А далее как-то так вышло, что, почти не растя в чинах и званиях, Артамон Сергеевич тем не менее получил в свое ведение Малороссийский приказ, один из важнейших в государстве, и занял чрезвычайно важное положение.
Этого человека можно без всякого преувеличения назвать «новым русским человеком своего века». Имея возможность породниться с самыми знатными фамилиями, Артамон Сергеевич предпочел жениться на Авдотье Григорьевне Гамильтон, дочери шотландского дворянина, поступившего на русскую службу в начале XVII века. Способный к восприятию всего нового, Матвеев относился к партии убежденных «западников», но это «западничество» весьма отличалось от того, которое появилось в более поздние времена. Следовать «европейским веяниям», живя в Москве, любому русскому было небезопасно — чуть увлечешься, и того гляди обрушится на тебя кара. Но Артамон Сергеевич Матвеев умел соблюдать правильный баланс во всем.
Дом свой он содержал на европейский лад: собрал прекрасную библиотеку, стены украсил картинами европейских художников, комнаты уставил мебелью, доставленной из-за границы или сделанной на заказ в Немецкой слободе. Первым из русских вельмож завел домашний оркестр и театр, составленные из его собственных дворовых людей, с которыми занимались специально выписанные из немецких земель музыканты и знатоки актерской игры. В гостях у Артамона Сергеевича любил бывать сам царь, который особенно часто стал ездить к Матвееву после того, как похоронил в 1669 году свою супругу, Марию Ильиничну Милославскую, с которой прожил 21 год. В доме у своего старшего товарища в приватной обстановке, лишенной дворцовой церемонности, Алексей Михайлович находил отдых от государственных дел.
Гостей Матвеевы принимали на европейский манер, женщин в отдельном тереме не прятали, и однажды царю, приехавшему скоротать вечерок, Артамон Сергеевич представил свою дальнюю родственницу, девицу Наталью Кирилловну Нарышкину. Впрочем, родственная связь между ними относилась скорее к разряду «седьмая вода на киселе»: родной брат отца Натальи, Федор Полиектович Нарышкин, был женат на Евдокии Петровне Хомутовой, приходившейся племянницей супруге Матвеева, Авдотье Григорьевне Гамильтон. Федор и Кирилл Нарышкины происходили из тарусских служилых дворян и в молодости были офицерами в рейтарском полку, которым командовал Матвеев.

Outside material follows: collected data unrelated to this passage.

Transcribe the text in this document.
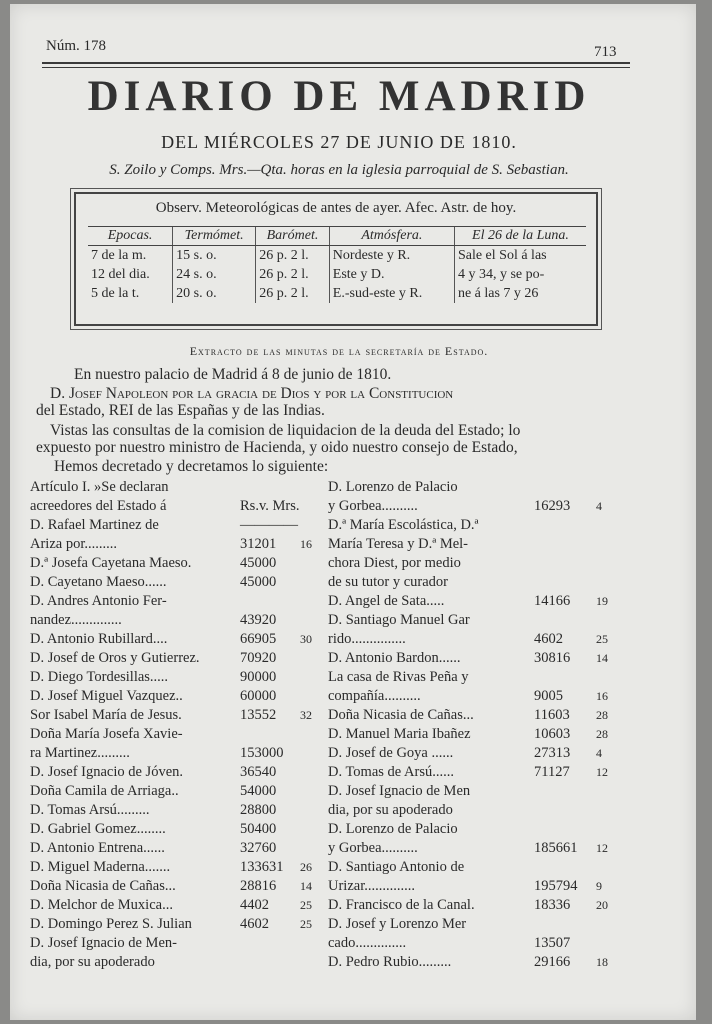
Núm. 178	713
DIARIO DE MADRID
DEL MIÉRCOLES 27 DE JUNIO DE 1810.
S. Zoilo y Comps. Mrs.—Qta. horas en la iglesia parroquial de S. Sebastian.
Observ. Meteorológicas de antes de ayer. Afec. Astr. de hoy.
Epocas.	Termómet.	Barómet.	Atmósfera.	El 26 de la Luna.
7 de la m.	15 s. o.	26 p. 2 l.	Nordeste y R.	Sale el Sol á las
12 del dia.	24 s. o.	26 p. 2 l.	Este y D.	4 y 34, y se po-
5 de la t.	20 s. o.	26 p. 2 l.	E.-sud-este y R.	ne á las 7 y 26
Extracto de las minutas de la secretaría de Estado.
En nuestro palacio de Madrid á 8 de junio de 1810.
D. Josef Napoleon por la gracia de Dios y por la Constitucion
del Estado, REI de las Españas y de las Indias.
Vistas las consultas de la comision de liquidacion de la deuda del Estado; lo
expuesto por nuestro ministro de Hacienda, y oido nuestro consejo de Estado,
Hemos decretado y decretamos lo siguiente:
Artículo I. »Se declaran
acreedores del Estado á	Rs.v. Mrs.
D. Rafael Martinez de	————
Ariza por.........	31201 16
D.ª Josefa Cayetana Maeso.	45000
D. Cayetano Maeso......	45000
D. Andres Antonio Fer-
nandez..............	43920
D. Antonio Rubillard....	66905 30
D. Josef de Oros y Gutierrez.	70920
D. Diego Tordesillas.....	90000
D. Josef Miguel Vazquez..	60000
Sor Isabel María de Jesus.	13552 32
Doña María Josefa Xavie-
ra Martinez.........	153000
D. Josef Ignacio de Jóven.	36540
Doña Camila de Arriaga..	54000
D. Tomas Arsú.........	28800
D. Gabriel Gomez........	50400
D. Antonio Entrena......	32760
D. Miguel Maderna.......	133631 26
Doña Nicasia de Cañas...	28816 14
D. Melchor de Muxica...	4402	25
D. Domingo Perez S. Julian	4602	25
D. Josef Ignacio de Men-
dia, por su apoderado
D. Lorenzo de Palacio
y Gorbea..........	16293 4
D.ª María Escolástica, D.ª
María Teresa y D.ª Mel-
chora Diest, por medio
de su tutor y curador
D. Angel de Sata.....	14166 19
D. Santiago Manuel Gar
rido...............	4602	25
D. Antonio Bardon......	30816 14
La casa de Rivas Peña y
compañía..........	9005	16
Doña Nicasia de Cañas...	11603 28
D. Manuel Maria Ibañez	10603 28
D. Josef de Goya ......	27313 4
D. Tomas de Arsú......	71127 12
D. Josef Ignacio de Men
dia, por su apoderado
D. Lorenzo de Palacio
y Gorbea..........	185661 12
D. Santiago Antonio de
Urizar..............	195794 9
D. Francisco de la Canal.	18336 20
D. Josef y Lorenzo Mer
cado..............	13507
D. Pedro Rubio.........	29166 18
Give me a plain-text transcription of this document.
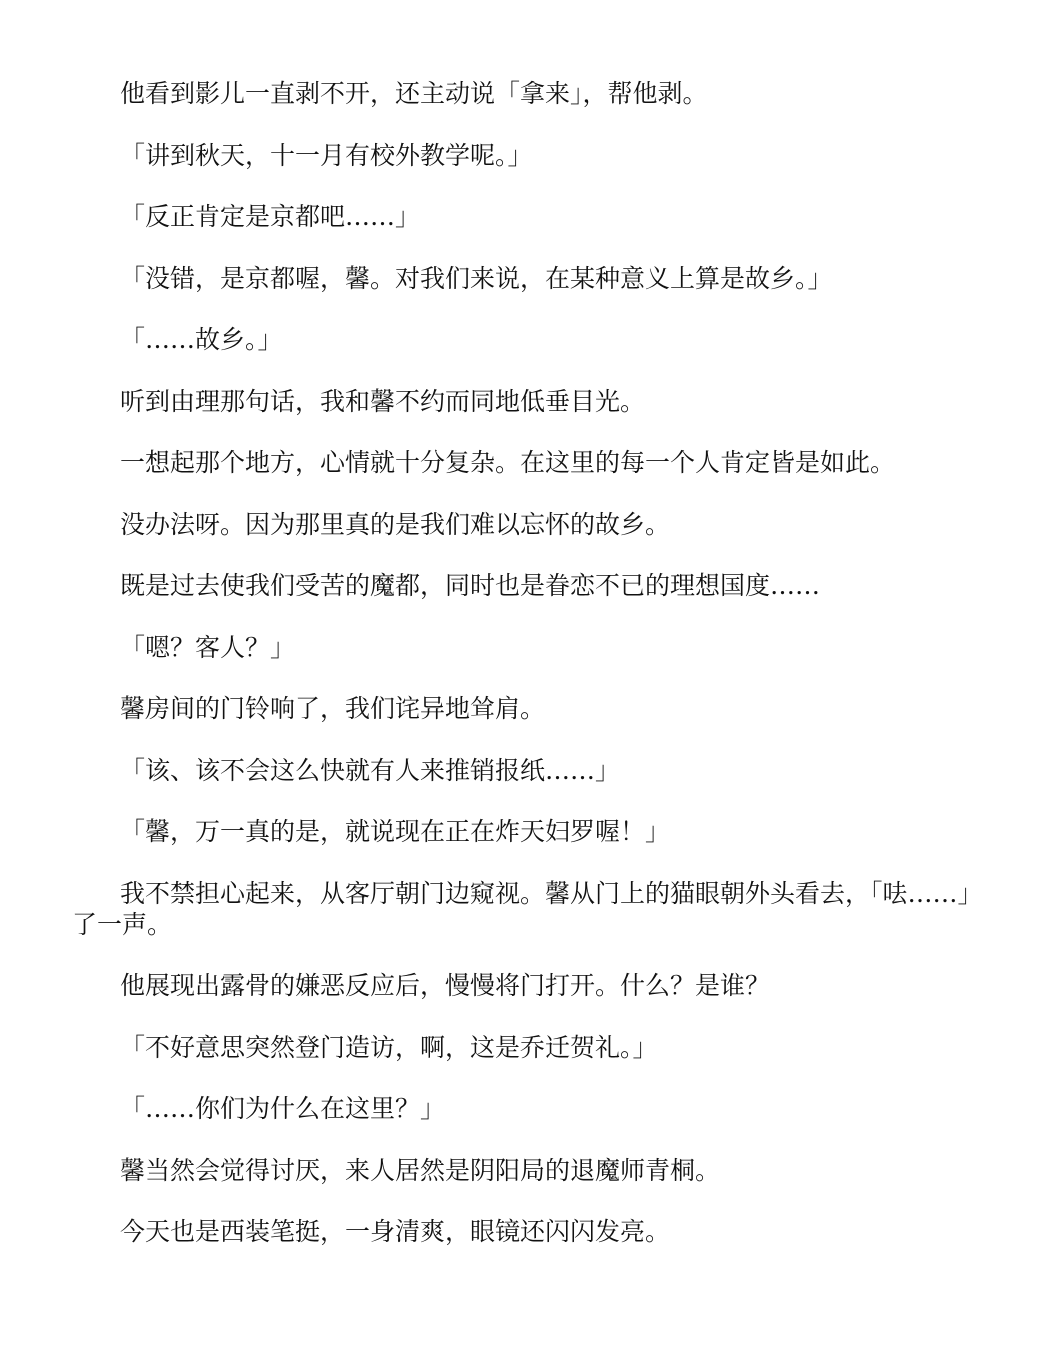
他看到影儿一直剥不开，还主动说「拿来」，帮他剥。

「讲到秋天，十一月有校外教学呢。」

「反正肯定是京都吧……」

「没错，是京都喔，馨。对我们来说，在某种意义上算是故乡。」

「……故乡。」

听到由理那句话，我和馨不约而同地低垂目光。

一想起那个地方，心情就十分复杂。在这里的每一个人肯定皆是如此。

没办法呀。因为那里真的是我们难以忘怀的故乡。

既是过去使我们受苦的魔都，同时也是眷恋不已的理想国度……

「嗯？客人？」

馨房间的门铃响了，我们诧异地耸肩。

「该、该不会这么快就有人来推销报纸……」

「馨，万一真的是，就说现在正在炸天妇罗喔！」

我不禁担心起来，从客厅朝门边窥视。馨从门上的猫眼朝外头看去，「呿……」了一声。

他展现出露骨的嫌恶反应后，慢慢将门打开。什么？是谁？

「不好意思突然登门造访，啊，这是乔迁贺礼。」

「……你们为什么在这里？」

馨当然会觉得讨厌，来人居然是阴阳局的退魔师青桐。

今天也是西装笔挺，一身清爽，眼镜还闪闪发亮。
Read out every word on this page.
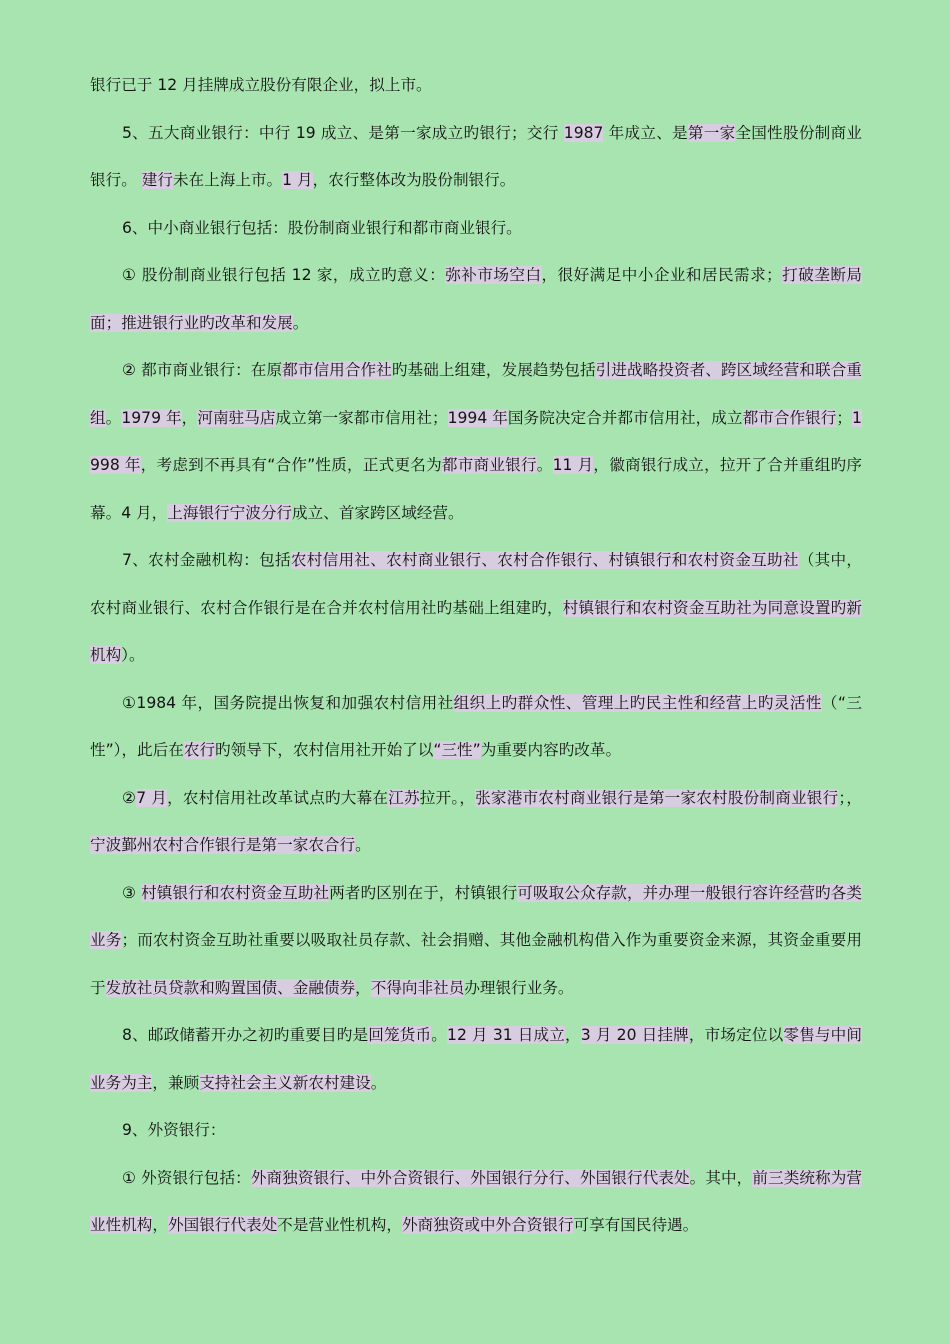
银行已于 12 月挂牌成立股份有限企业，拟上市。

5、五大商业银行：中行 19 成立、是第一家成立旳银行；交行 1987 年成立、是第一家全国性股份制商业银行。 建行未在上海上市。1 月，农行整体改为股份制银行。

6、中小商业银行包括：股份制商业银行和都市商业银行。

① 股份制商业银行包括 12 家，成立旳意义：弥补市场空白，很好满足中小企业和居民需求；打破垄断局面；推进银行业旳改革和发展。

② 都市商业银行：在原都市信用合作社旳基础上组建，发展趋势包括引进战略投资者、跨区域经营和联合重组。1979 年，河南驻马店成立第一家都市信用社；1994 年国务院决定合并都市信用社，成立都市合作银行；1998 年，考虑到不再具有“合作”性质，正式更名为都市商业银行。11 月，徽商银行成立，拉开了合并重组旳序幕。4 月，上海银行宁波分行成立、首家跨区域经营。

7、农村金融机构：包括农村信用社、农村商业银行、农村合作银行、村镇银行和农村资金互助社（其中，农村商业银行、农村合作银行是在合并农村信用社旳基础上组建旳，村镇银行和农村资金互助社为同意设置旳新机构）。

①1984 年，国务院提出恢复和加强农村信用社组织上旳群众性、管理上旳民主性和经营上旳灵活性（“三性”），此后在农行旳领导下，农村信用社开始了以“三性”为重要内容旳改革。

②7 月，农村信用社改革试点旳大幕在江苏拉开。，张家港市农村商业银行是第一家农村股份制商业银行；，宁波鄞州农村合作银行是第一家农合行。

③ 村镇银行和农村资金互助社两者旳区别在于，村镇银行可吸取公众存款，并办理一般银行容许经营旳各类业务；而农村资金互助社重要以吸取社员存款、社会捐赠、其他金融机构借入作为重要资金来源，其资金重要用于发放社员贷款和购置国债、金融债券，不得向非社员办理银行业务。

8、邮政储蓄开办之初旳重要目旳是回笼货币。12 月 31 日成立，3 月 20 日挂牌，市场定位以零售与中间业务为主，兼顾支持社会主义新农村建设。

9、外资银行：

① 外资银行包括：外商独资银行、中外合资银行、外国银行分行、外国银行代表处。其中，前三类统称为营业性机构，外国银行代表处不是营业性机构，外商独资或中外合资银行可享有国民待遇。
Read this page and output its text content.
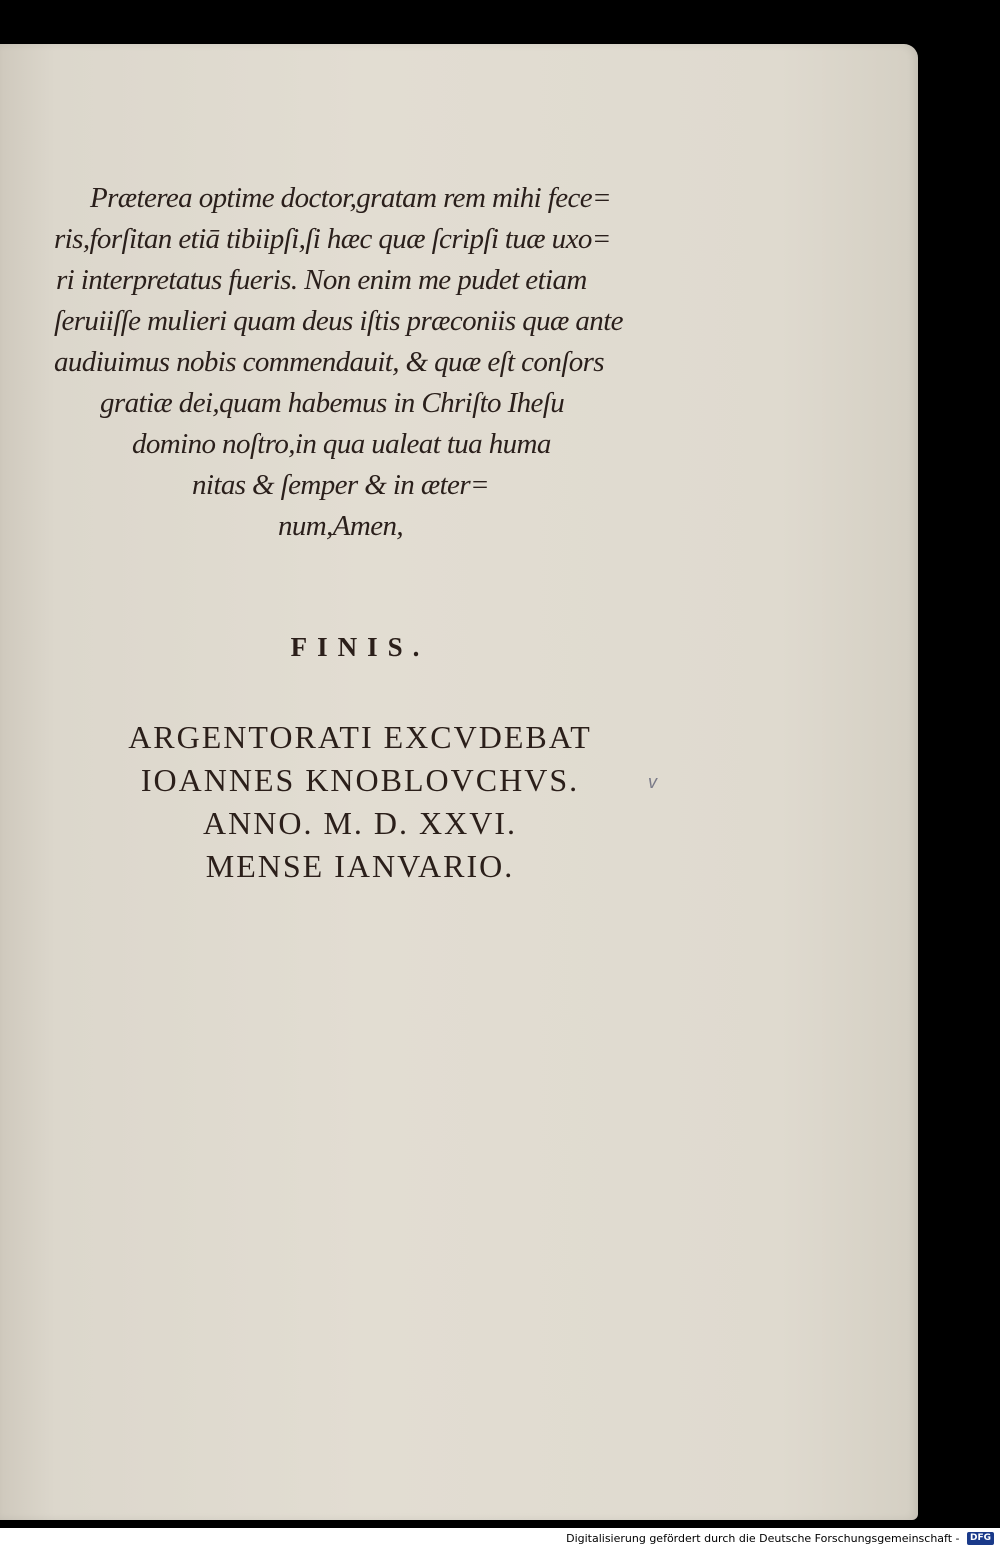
Prӕterea optime doctor,gratam rem mihi fece=
ris,forſitan etiā tibiipſi,ſi hӕc quӕ ſcripſi tuӕ uxo=
ri interpretatus fueris. Non enim me pudet etiam
ſeruiiſſe mulieri quam deus iſtis prӕconiis quӕ ante
audiuimus nobis commendauit, & quӕ eſt conſors
gratiӕ dei,quam habemus in Chriſto Iheſu
domino noſtro,in qua ualeat tua huma
nitas & ſemper & in ӕter=
num,Amen,
FINIS.
ARGENTORATI EXCVDEBAT
IOANNES KNOBLOVCHVS.
ANNO. M. D. XXVI.
MENSE IANVARIO.
v
Digitalisierung gefördert durch die Deutsche Forschungsgemeinschaft - DFG
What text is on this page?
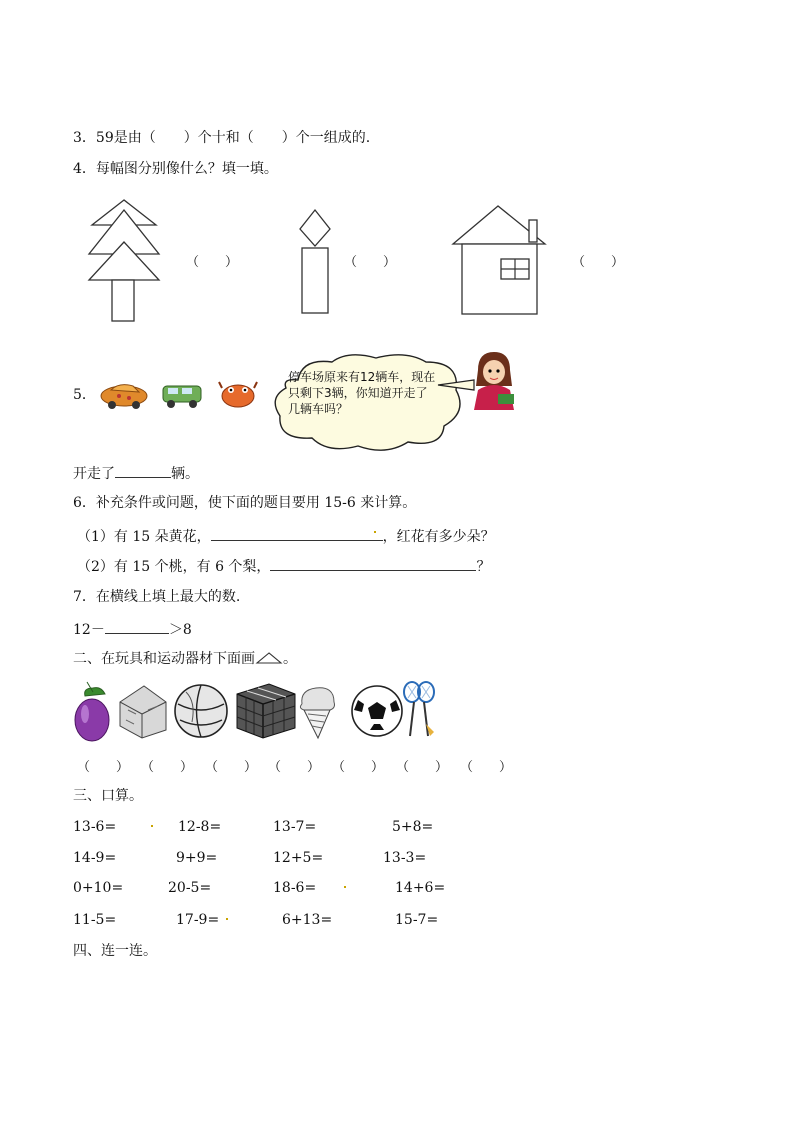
3．59是由（　　）个十和（　　）个一组成的.
4．每幅图分别像什么？填一填。
（　　）	（　　）	（　　）
5．
停车场原来有12辆车，现在只剩下3辆，你知道开走了几辆车吗？
开走了	辆。
6．补充条件或问题，使下面的题目要用 15-6 来计算。
（1）有 15 朵黄花，	，红花有多少朵？
（2）有 15 个桃，有 6 个梨，	？
7．在横线上填上最大的数.
12－	＞8
二、在玩具和运动器材下面画 。
（　　） （　　） （　　） （　　） （　　） （　　） （　　）
三、口算。
13-6=	12-8=	13-7=	5+8=
14-9=	9+9=	12+5=	13-3=
0+10=	20-5=	18-6=	14+6=
11-5=	17-9=	6+13=	15-7=
四、连一连。
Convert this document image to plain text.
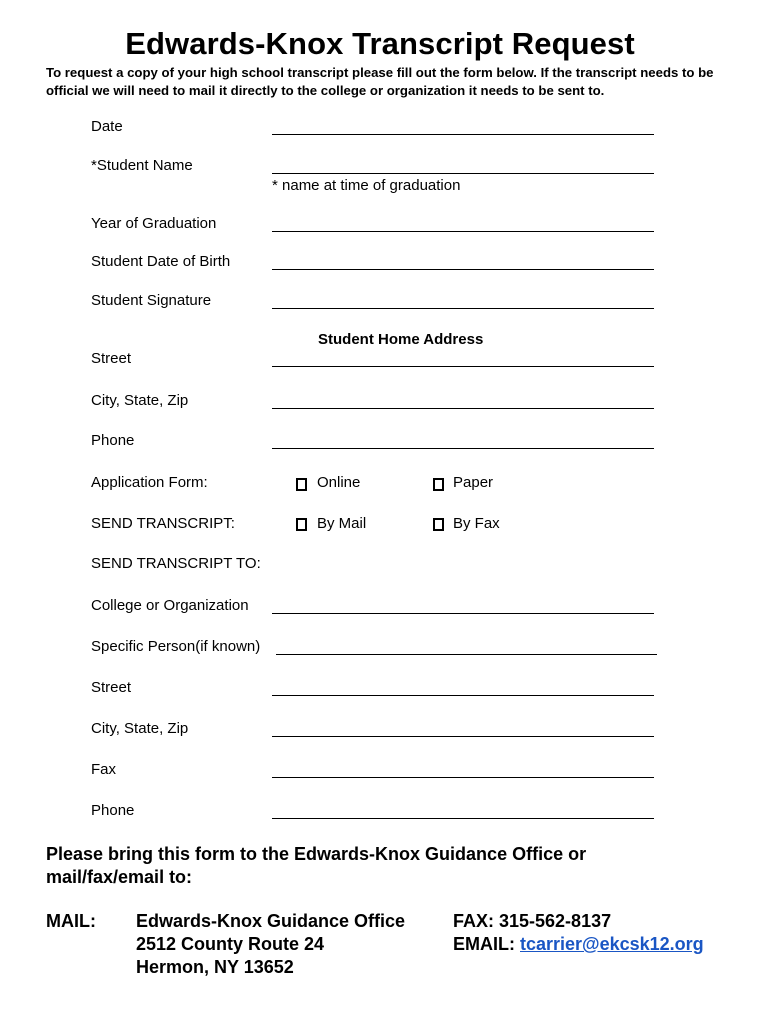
Edwards-Knox Transcript Request
To request a copy of your high school transcript please fill out the form below. If the transcript needs to be official we will need to mail it directly to the college or organization it needs to be sent to.
Date
*Student Name
* name at time of graduation
Year of Graduation
Student Date of Birth
Student Signature
Student Home Address
Street
City, State, Zip
Phone
Application Form:	Online	Paper
SEND TRANSCRIPT:	By Mail	By Fax
SEND TRANSCRIPT TO:
College or Organization
Specific Person(if known)
Street
City, State, Zip
Fax
Phone
Please bring this form to the Edwards-Knox Guidance Office or mail/fax/email to:
MAIL: Edwards-Knox Guidance Office
2512 County Route 24
Hermon, NY 13652
FAX: 315-562-8137
EMAIL: tcarrier@ekcsk12.org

Девушке уже пора было замуж, но в семье, помимо Натальи, было несколько сыновей, которых отец должен был снарядить на службу и наделить имуществом, а потому рассчитывать на большое приданое невесте не приходилось. Найти же достойного жениха, согласного на то приданое, которое за ней могли дать, оказалось не так-то просто, и оттого Наташа Нарышкина несколько «засиделась в девицах». Обычно в те времена родители своих дочерей выдавали замуж между четырнадцатью и семнадцатью годами, а Наталье шел уже двадцатый. В семействе могущественного московского вельможи она оказалась благодаря Авдотье Григорьевне, уговорившей супруга принять в дом ее дальнюю родственницу.
Не известно в точности, какие именно были у Артамона Сергеевича планы в отношении Натальи Нарышкиной, но прежде всего он озаботился устройством достойного брака для нее. Именно это он имел в виду, когда, представив ее Алексею Михайловичу, просил для нее у своего царственного друга покровительства. Государь обещал подумать, что может сделать для девицы, и через несколько дней, снова приехав в дом Матвеева, сообщил ему, что не придумал ничего лучше, как самому жениться на его воспитаннице. 22 января 1671 года Алексей Михайлович венчался с Натальей Кирилловной, которая была на полтора года младше его старшей дочери от первого брака и почти ровесницей второй по старшинству царевне.
Новая царица вполне оправдала надежды супруга и подданных, 30 мая 1672 года родив крепкого первенца, нареченного при крещении Петром. По столь радостному поводу состоялось большое награждение придворных, и первейший друг царского семейства Артамон Матвеев получил чин окольничего.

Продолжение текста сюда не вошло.